I keep waiting for time to “do this justice,” but that’s not going to happen. So let me quickly make my point:
I was flabbergasted a couple of weeks ago to read Krugman dismiss the CBO report on the budget outlook in this way:
Yesterday the CBO came out with its updated budget outlook — and the release was met with a collective yawn. Why? Basically, because the projections over the next decade just didn’t show the kind of fiscal disaster everyone in DC wants to believe in. That’s not to say that the outlook is completely benign — CBO still thinks we’ll end the decade with high debt by historical standards…[b]ut there’s nothing there lending comfort to the Greece, Greece I tell you crowd.

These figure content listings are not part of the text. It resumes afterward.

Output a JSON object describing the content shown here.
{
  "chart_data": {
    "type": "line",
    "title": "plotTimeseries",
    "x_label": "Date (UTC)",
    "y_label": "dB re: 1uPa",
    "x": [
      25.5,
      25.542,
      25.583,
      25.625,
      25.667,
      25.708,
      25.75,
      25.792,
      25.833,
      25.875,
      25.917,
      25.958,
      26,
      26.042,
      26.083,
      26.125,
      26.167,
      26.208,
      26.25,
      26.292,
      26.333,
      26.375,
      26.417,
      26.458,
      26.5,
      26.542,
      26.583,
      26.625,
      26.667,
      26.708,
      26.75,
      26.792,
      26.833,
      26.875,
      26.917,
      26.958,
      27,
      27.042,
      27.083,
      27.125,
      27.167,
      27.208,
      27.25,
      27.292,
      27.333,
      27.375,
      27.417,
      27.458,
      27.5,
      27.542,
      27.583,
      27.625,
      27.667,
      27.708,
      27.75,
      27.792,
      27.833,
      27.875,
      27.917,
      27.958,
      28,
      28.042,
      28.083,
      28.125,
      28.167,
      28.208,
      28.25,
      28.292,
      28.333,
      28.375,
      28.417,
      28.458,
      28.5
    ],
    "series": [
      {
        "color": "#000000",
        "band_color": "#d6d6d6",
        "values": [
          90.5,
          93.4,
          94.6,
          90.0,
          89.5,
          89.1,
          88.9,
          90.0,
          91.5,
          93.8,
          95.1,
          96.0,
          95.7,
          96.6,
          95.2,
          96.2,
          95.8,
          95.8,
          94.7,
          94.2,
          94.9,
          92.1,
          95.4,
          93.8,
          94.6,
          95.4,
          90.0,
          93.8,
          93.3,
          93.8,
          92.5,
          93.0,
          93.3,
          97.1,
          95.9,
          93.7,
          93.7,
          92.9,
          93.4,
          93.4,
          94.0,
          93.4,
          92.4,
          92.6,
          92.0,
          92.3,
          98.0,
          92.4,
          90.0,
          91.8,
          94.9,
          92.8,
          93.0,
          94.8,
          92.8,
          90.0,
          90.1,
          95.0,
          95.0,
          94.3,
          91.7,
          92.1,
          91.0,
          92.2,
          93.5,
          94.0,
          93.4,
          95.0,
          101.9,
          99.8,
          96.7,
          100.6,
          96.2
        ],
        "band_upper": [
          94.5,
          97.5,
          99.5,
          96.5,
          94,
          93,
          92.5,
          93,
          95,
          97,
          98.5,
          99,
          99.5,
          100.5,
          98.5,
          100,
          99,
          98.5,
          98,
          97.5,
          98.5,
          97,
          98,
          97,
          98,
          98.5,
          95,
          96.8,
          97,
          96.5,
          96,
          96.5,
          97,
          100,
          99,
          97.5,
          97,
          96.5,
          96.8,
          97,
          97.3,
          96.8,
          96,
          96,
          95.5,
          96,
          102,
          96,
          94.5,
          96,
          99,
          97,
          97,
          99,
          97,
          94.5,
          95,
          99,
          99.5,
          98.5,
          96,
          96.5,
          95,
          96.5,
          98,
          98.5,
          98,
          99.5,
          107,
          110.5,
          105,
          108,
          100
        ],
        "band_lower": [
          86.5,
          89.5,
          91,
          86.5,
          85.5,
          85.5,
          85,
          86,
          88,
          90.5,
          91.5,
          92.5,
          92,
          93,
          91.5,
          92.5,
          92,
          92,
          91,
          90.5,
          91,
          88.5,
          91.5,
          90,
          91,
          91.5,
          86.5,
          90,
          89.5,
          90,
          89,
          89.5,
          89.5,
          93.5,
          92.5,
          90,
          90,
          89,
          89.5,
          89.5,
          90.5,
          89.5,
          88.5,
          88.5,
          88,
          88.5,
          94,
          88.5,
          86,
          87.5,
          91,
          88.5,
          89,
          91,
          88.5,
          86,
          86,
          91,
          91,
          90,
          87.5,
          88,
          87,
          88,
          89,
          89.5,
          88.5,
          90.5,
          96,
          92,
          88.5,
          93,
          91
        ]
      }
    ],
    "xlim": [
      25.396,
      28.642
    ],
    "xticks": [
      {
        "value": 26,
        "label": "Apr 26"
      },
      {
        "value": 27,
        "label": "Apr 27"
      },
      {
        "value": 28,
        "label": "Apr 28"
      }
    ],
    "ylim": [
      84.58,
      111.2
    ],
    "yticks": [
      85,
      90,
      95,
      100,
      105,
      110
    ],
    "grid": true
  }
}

And there’s one especially telling point. CBO does show rising deficits by the end of the decade — but not, it turns out, mainly because of rising entitlement spending. Here’s their chart:
The big driver here is CBO’s assumption that interest costs on federal debt will rise sharply. And that’s not mainly because of rising debt; it’s because of an assumed rise in interest rates.
Why is this important? Well, one of the lines used by people determined to panic about the deficit is to say that relatively optimistic projections are based on the assumption that the economy will recover smoothly, and that there won’t be any setbacks. What people saying this fail to realize is that if recovery falters, it’s also more or less certain that interest rates will stay low, offsetting much of the deficit impact. [Bold added.]
Everyone got that? The CBO is showing that federal interest payments alone are going to more than double (as a share of the economy), eventually breaking 3% of GDP. So surely that is something to keep in mind, when we worry about the trillions in debt that the federal government has been wracking up these last few years–with Krugman wishing the numbers were higher.
And yet, no, to think this way just further underscores how stupid the deficit-phobes are, because they aren’t realizing that the rise in debt service payments will simply reflect a healthy economy (and its associated rise in interest rates).
This is classic. For the last four years, Krugman has constantly lecture people on the “myth” that Obama is a big-deficit guy. Why, it was all about the surging social safety net payments, and the reduced tax receipts, caused by the depressed economy. It just looked like we had big deficits, but it was an illusion that fooled idiots who can’t see how a bad economy changes things.
Now, when the CBO forecasts rising deficits down the road, Krugman explains that no, this too is an illusion. It only looks like we’re going to have big deficits, but it will be an illusion that fooled idiots who can’t see how a good economy changes things.
Let me make my point in another way: In various posts recently–here, here, and here, for example–Krugman carefully walks through the budget numbers, showing how the US actually doesn’t have a “structural budget deficit problem” at all. Never once did Krugman say, “Oh, by the way, a full 1.5% of GDP in these calculations is due to the low interest rates caused by the slump, so let’s make sure we keep that humongous factor in mind.”
Nope, the first time I have ever heard Krugman bring up this issue, is when he’s explaining that rising interest rates are associated with a healthy recovery.
So in summary, as usual, we have a Krugman Kontradiction: If he wants to ignore the fact that the debt is relatively easy to float right now, because of low interest rates, that’s defensible: but then he can’t bring it up to excuse the high debt burden the CBO is forecasting in a decade. Or, if Krugman wants to say the high debt burden in a decade should have an asterisk next to it, reflecting the change in interest rates, that’s defensible, but then Krugman can’t ignore today’s low interest rates when explaining away Obama’s fiscal policies.
Yet as is his wont, Krugman goes to the Blogger’s Buffet, only grabbing the “interest rates change depending on the economy” appetizer when it helps the point he’s trying to make that day.